Opinion: It’s time for Southerners to get over it

Kevin Griffin

Abbi Pittman

Kevin GriffinThe week before last marked 150 years since the signing of the Emancipation Proclamation, a landmark event in the history of our republic, as it freed Southern slaves.

This is the latest in a series of events to commemorate the Civil War, a watershed event that haunts us to this day.

The Civil War resonates especially in the South, where so many people hold onto idyllic images of the “Old South” and its noble stand for self-determination against the onslaught of federal oppression.

It was not, according to many Southerners, a conflict over slavery, but rather over the vital American principle that states have a right to leave a nation that refuses to serve their interests. It was about economics, tariffs and Northern disrespect for the South, they say.

All of this is nonsense. Well, maybe not completely. If slavery is not economic, then what is?

But the plain and painful fact is that the Confederacy was none of those things. It was a slave republic.

Even if today’s cadre of confederates does not think so, their revered ancestors certainly did.

Confederate Vice-President Alexander Stephens, upon the initial succession, stated that the defining difference between the Confederate States and United States was the former’s recognition of the institution of slavery.

But didn’t states rights play a role?
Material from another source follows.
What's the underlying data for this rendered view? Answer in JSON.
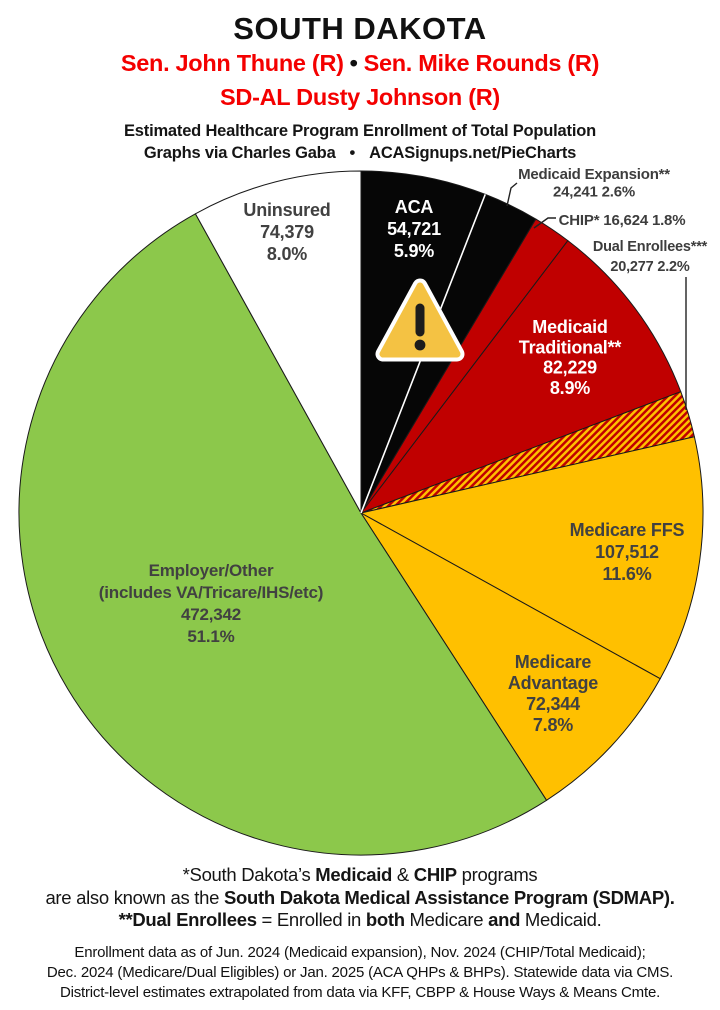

Yes, but not in the way that is usually presented. The South, on multiple occasions, stood against states’ rights on issues such as the Fugitive Slave Act, where the “right” to own slaves were threatened.
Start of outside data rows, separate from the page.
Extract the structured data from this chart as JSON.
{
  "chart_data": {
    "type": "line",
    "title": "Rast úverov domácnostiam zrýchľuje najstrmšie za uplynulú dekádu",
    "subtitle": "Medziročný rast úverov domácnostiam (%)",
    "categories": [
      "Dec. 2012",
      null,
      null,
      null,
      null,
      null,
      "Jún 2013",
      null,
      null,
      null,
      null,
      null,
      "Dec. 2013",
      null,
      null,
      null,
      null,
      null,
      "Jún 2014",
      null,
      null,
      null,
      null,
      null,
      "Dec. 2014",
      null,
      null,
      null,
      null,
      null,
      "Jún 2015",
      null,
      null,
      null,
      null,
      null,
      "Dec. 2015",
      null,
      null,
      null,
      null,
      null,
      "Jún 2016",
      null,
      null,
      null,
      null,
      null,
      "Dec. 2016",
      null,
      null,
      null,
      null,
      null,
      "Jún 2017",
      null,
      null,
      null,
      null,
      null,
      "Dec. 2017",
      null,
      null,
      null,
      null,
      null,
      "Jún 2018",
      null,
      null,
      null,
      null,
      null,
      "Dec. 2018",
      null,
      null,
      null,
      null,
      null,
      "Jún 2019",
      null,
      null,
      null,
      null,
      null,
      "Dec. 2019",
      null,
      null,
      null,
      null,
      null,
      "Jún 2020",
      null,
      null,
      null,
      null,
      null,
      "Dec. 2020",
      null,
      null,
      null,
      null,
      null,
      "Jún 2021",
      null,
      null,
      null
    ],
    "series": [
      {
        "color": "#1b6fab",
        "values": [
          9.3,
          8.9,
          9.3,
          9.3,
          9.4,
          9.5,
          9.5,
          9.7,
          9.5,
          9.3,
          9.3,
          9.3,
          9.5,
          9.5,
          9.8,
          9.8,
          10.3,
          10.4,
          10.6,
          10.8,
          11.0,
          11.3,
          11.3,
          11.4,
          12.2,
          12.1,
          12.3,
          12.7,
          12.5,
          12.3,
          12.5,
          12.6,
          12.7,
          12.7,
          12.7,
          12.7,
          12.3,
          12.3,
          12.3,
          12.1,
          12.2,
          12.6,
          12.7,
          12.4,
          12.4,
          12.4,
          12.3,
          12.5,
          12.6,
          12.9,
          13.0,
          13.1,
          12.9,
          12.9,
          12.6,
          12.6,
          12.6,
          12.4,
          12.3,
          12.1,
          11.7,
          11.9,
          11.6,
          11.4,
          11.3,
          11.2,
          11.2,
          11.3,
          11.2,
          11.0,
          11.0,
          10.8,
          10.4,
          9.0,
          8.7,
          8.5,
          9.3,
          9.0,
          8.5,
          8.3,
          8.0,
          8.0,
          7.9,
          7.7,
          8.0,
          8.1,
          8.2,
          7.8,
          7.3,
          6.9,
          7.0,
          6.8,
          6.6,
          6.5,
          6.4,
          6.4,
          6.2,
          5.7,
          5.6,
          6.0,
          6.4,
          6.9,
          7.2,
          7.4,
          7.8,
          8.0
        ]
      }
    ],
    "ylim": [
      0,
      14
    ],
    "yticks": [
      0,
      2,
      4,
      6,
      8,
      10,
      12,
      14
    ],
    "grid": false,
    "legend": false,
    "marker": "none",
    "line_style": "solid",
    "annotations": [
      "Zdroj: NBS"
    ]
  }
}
Besides, a bit of common sense should be enough to dispel this. How does one go about offering indignant outrage over one’s right to deprive others of their rights without being completely hypocritical?

Now, 150 years later, we’re overdue in telling many Southerners to get over it.

By get over I do not mean that we should forget history. The problem goes further than forgetting history; it goes to remembering the wrong history.

There are many Southerners who have to face the unpleasant facts about their history. Not accepting them means a warped view of reality with negative consequences for the political and social world.

I must confess my own role in this, though. As someone who has deep family roots in the South, I acknowledge that I have ancestors who owned slaves and who fought in the Civil War.

But I know they fought on the wrong side of history. And it’s time some of my fellow Southerners admit the same.

Griffin, a freshman journalism major from Madison, is an opinion writer.